Project Overview
TrafficFlow AI is a real-time vehicle radar system that uses computer vision to detect and count cars in a predefined area, identifying traffic jams and analyzing flow patterns as they happen.
The project was built during HackBCN, a 30-hour hackathon, by a team of 3 members. For most of us, it was the first time integrating an AI model into a real project.
My Role
My responsibilities spanned both ends of the stack. On the AI side, I implemented the YOLOv10 model to detect and count vehicles within a defined region of interest in the video feed. On the frontend side, I built the Next.js client to display the live detection results and traffic analysis in a clear, visual interface.
The biggest challenge was time: learning how to work with YOLOv10, integrate it into a pipeline, and ship a working demo — all within 30 hours and with no prior AI project experience.
Design Process
Step 1 — Problem Definition
Define a traffic monitoring use case achievable within 30 hours: detect vehicles in a fixed area and identify congestion in real time.
Step 2 — Model Selection
Evaluated object detection options and selected YOLOv10 for its balance of speed and accuracy, suitable for real-time inference.
Step 3 — YOLOv10 Integration
Set up the Python inference pipeline: load the model, define the region of interest, and run frame-by-frame vehicle detection on a video stream.
Step 4 — Traffic Logic
Implement vehicle counting and congestion thresholds to classify traffic state (free flow, slow, jammed) based on detected car density.
Step 5 — Frontend
Built the Next.js interface to consume the detection data and display live stats, vehicle counts, and traffic state in a dashboard.
Step 6 — Demo & Presentation
Integrated all components into a working end-to-end demo and presented at HackBCN with real-time detection running on sample traffic footage.
Features
Tech Stack
| Layer | Technology |
|---|---|
| Object detection | YOLOv10 |
| AI / inference | Python |
| Frontend | Next.js |
Conclusions
TrafficFlow AI was a first contact with applied AI under real pressure. Going from zero AI project experience to a working YOLOv10 pipeline with a live frontend in 30 hours forced rapid learning and decisive prioritization.

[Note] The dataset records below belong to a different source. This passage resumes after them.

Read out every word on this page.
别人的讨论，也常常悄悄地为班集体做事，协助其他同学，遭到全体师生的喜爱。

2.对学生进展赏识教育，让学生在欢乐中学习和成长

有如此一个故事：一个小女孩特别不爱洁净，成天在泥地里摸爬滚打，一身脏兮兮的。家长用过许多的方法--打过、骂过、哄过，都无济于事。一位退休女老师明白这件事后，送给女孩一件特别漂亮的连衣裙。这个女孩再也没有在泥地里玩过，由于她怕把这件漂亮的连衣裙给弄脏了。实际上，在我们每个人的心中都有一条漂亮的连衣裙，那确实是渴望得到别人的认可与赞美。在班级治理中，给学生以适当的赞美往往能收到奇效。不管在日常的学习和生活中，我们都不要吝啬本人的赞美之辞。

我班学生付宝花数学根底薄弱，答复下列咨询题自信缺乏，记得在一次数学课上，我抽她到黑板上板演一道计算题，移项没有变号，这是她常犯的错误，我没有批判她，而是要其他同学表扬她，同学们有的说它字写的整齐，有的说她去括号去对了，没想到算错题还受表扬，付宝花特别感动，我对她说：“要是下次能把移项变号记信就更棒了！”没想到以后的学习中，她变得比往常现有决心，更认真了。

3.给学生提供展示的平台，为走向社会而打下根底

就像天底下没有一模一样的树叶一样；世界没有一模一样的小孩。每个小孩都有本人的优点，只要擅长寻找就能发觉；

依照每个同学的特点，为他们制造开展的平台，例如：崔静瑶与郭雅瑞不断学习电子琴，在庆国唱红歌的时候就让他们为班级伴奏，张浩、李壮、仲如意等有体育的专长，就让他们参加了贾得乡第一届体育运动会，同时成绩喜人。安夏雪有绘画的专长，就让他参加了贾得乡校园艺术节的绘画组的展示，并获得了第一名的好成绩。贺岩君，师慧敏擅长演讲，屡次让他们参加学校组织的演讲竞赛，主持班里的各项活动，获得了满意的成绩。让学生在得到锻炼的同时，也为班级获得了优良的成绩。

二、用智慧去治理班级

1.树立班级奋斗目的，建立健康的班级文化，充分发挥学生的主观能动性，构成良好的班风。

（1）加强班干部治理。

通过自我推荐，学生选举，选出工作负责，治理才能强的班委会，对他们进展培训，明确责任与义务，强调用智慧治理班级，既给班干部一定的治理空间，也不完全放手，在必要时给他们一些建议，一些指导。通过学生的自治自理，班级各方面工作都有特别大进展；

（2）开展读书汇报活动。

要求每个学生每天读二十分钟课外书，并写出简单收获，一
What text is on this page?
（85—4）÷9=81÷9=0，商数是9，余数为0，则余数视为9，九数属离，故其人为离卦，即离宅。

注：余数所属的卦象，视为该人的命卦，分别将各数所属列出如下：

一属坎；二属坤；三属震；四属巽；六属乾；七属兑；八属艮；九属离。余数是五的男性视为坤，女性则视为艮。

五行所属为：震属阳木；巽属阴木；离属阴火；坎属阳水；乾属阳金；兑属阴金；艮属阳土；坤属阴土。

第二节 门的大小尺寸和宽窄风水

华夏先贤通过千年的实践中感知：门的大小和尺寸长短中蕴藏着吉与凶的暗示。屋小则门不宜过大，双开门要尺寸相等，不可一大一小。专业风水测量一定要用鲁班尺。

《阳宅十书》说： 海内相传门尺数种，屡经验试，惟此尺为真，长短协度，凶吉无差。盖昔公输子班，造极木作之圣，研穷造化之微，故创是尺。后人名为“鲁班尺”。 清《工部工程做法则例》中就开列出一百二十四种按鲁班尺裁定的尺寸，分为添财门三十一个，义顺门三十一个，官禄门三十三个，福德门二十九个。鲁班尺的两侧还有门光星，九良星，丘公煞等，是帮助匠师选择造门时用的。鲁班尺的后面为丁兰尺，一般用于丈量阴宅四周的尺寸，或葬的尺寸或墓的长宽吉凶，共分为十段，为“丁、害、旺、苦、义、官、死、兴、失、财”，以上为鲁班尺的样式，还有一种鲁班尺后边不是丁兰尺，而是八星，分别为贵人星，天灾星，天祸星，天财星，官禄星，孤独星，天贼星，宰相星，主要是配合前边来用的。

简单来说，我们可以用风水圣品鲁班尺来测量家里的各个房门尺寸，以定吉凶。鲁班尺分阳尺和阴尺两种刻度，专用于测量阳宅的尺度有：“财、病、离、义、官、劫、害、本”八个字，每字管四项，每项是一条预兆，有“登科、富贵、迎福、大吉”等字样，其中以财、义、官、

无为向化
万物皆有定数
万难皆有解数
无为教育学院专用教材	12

Beyond the technical side, the hackathon context taught us to scope aggressively, cut non-essential features early, and focus energy on what makes a demo convincing. The result was a functional traffic radar that detected vehicles in real time and classified congestion. Given more time, the pipeline could support more camera angles, real traffic feeds, and finer congestion thresholds.